I was right about my family. I am right about my story. This is not something one gets wrong. The Australian’s reporters have been calling my college professors, asking if I "embellished" my story. They published my adoptive mother’s address, so she now receives ugly threats. They have used innuendo against me when there is no fact. Though apparently, they believe anything they are told–unless it comes from me or supports my account. Sad to say, my story is all true.


Ishmael Beah



Anonymous said…
I find this man Beah totally incapable of properly facing up to his distortions and deceptions. It is a serious matter as he is purporting to represent the lives of many victims of war. I would think more of him if he had freely admitted that whole sections of his book are fabricatons. He has had more than a month to do this, but continues on his book tour around the world. What a cad he is.
Anonymous said…
umm, excuse me, but who are you to say he's lying? Are you him? Did YOU go through this? he's not portraying any victims lives but his own! so get off your high horse and sit down, ya jerk. Who in their right minds would lie about crap this? I mean really, those are sickos and maniacs. Ishmeal is not one of those, and i think it was a brave act to write down what it was like for him, to actually sit and relive those horrible memories. so unless you were THERE, which i highly doubt, then shut up.
Bill the Butcher said…
Let’s take things step by step, and see how they stack up.

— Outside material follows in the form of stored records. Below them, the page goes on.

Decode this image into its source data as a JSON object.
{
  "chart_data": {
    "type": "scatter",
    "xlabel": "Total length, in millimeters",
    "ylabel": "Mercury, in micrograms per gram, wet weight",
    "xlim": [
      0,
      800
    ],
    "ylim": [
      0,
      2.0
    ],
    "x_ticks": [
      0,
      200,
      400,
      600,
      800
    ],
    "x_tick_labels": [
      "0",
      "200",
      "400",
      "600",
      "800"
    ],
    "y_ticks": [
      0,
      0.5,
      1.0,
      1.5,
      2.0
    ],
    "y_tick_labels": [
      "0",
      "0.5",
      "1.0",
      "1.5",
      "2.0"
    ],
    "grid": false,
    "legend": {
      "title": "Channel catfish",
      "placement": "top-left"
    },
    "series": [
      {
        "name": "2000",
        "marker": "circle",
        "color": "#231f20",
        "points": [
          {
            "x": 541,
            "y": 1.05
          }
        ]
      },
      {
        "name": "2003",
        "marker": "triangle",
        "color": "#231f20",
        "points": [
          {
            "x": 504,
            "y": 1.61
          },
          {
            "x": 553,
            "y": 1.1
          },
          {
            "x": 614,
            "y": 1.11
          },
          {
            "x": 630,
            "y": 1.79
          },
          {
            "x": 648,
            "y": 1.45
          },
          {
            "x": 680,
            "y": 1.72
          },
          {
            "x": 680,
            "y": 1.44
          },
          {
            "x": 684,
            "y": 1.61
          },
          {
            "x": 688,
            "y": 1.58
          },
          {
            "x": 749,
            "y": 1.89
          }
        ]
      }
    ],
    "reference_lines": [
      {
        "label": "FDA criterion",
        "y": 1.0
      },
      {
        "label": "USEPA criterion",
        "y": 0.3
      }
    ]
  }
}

1. There is no doubt whatsoever that Ishmael Beah’s account of events is a whole two years out of time.
2. As a result of this, he cannot have been a soldier for more than two months rather than the two years he claims.
3. Two months isn’t even enough time for basic training; Beah cannot possibly have experienced the combat he reports.
4. Beah’s chronology is not the only other falsehood in the book; the claimed year long odyssey of wandering from Mattru Jong to Yele he claims could have been completed in one day because the two towns are 6 kilometres apart, not 450 kilometres as Beah claims and as an admittedly (by the man responsible for making it) false map in the book shows.
5. The fight Beah claims happened in the UNICEF refugee camp in Sierra Leone which killed six ex-child soldiers never took place.
6. Beah’s school records prove he was in school in 1993 and 1994, when he says he was a child soldier.
Even without the evident Hollywood character of the book, complete with redeeming white American angels, the entire account is provably false.

Now: does it matter that it is false? Here’s why it does:
First, dishonesty is dishonesty, and it becomes more so when one makes a career out of it, and a lot of money besides. The Beah Camp is all complicit in this; they are frauds now, if they weren’t all along. When the evidence is presented them that Beah is lying, and they choose to ignore that evidence, they are frauds.

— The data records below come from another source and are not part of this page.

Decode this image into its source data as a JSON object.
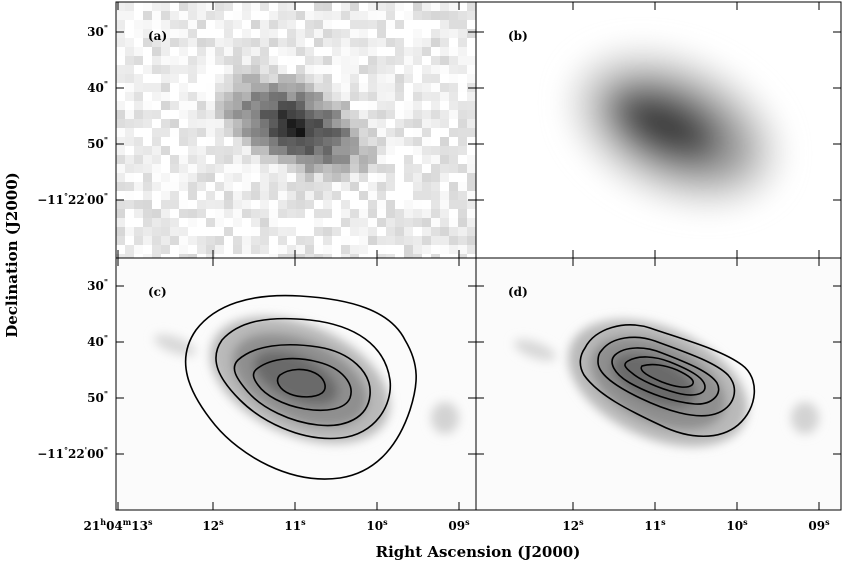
{
  "figure": {
    "xlabel": "Right Ascension (J2000)",
    "ylabel": "Declination (J2000)",
    "panels": [
      {
        "label": "(a)",
        "style": "pixelated"
      },
      {
        "label": "(b)",
        "style": "smooth"
      },
      {
        "label": "(c)",
        "style": "contour",
        "contour_levels": 5
      },
      {
        "label": "(d)",
        "style": "contour",
        "contour_levels": 5
      }
    ],
    "ra_ticks": [
      {
        "main": "21",
        "sup1": "h",
        "mid": "04",
        "sup2": "m",
        "last": "13",
        "sup3": "s"
      },
      {
        "main": "12",
        "sup1": "s"
      },
      {
        "main": "11",
        "sup1": "s"
      },
      {
        "main": "10",
        "sup1": "s"
      },
      {
        "main": "09",
        "sup1": "s"
      }
    ],
    "dec_ticks": [
      {
        "main": "30",
        "sup1": "\""
      },
      {
        "main": "40",
        "sup1": "\""
      },
      {
        "main": "50",
        "sup1": "\""
      },
      {
        "main": "−11",
        "sup1": "°",
        "mid": "22",
        "sup2": "'",
        "last": "00",
        "sup3": "\""
      }
    ]
  }
}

Then, by presenting himself as a de facto spokesman for child soldiers worldwide (and far more than Kabba Williams, it is Beah who’s a recognised figure), our Ishmael is in effect hijacking their tales, whether such tales are from Congo or Cambodia, Sri Lanka or Sudan. Once his own transparently false tale is exposed, everyone’s tale becomes doubtful by taint of association. Unfair, but that’s how these things go.

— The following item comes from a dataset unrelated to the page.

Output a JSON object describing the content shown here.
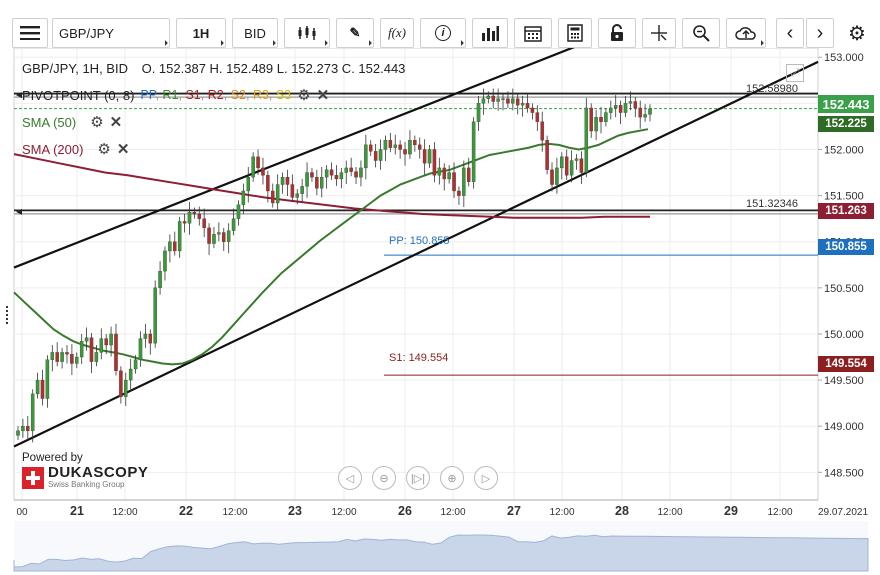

Thirdly, by reinforcing the notions of Hollywoodised salvation of poor victimised blacks, Beah is hiding the truth of the situation, where thousands of child soldiers (and child sex slaves, whom Beah doesn’t mention) can never re-integrate into society and live lives of drug abuse, poverty and crime. All this is a crime against people who have no voice, whose voices the Beah Camp has stolen.

Fourth, Beah’s account trivialises the very real sufferings of genuine child soldiers. Since Beah crammed his fictional experiences with cliches of child soldiering (except, notably, sex slavery) and stole the experiences of a large number of other ex-child soldiers, he appears to have suffered much more than they did. If you believe what he said he suffered, you can’t have that much sympathy for someone who was “only” made to cook and clean and carry weapons for rebels or sent into human wave attacks, and you wonder why those people can’t re-integrate into society while Beah did such a wonderful job of it.

It’s time Beah, and his apologists, were forced to confront and admit his sins.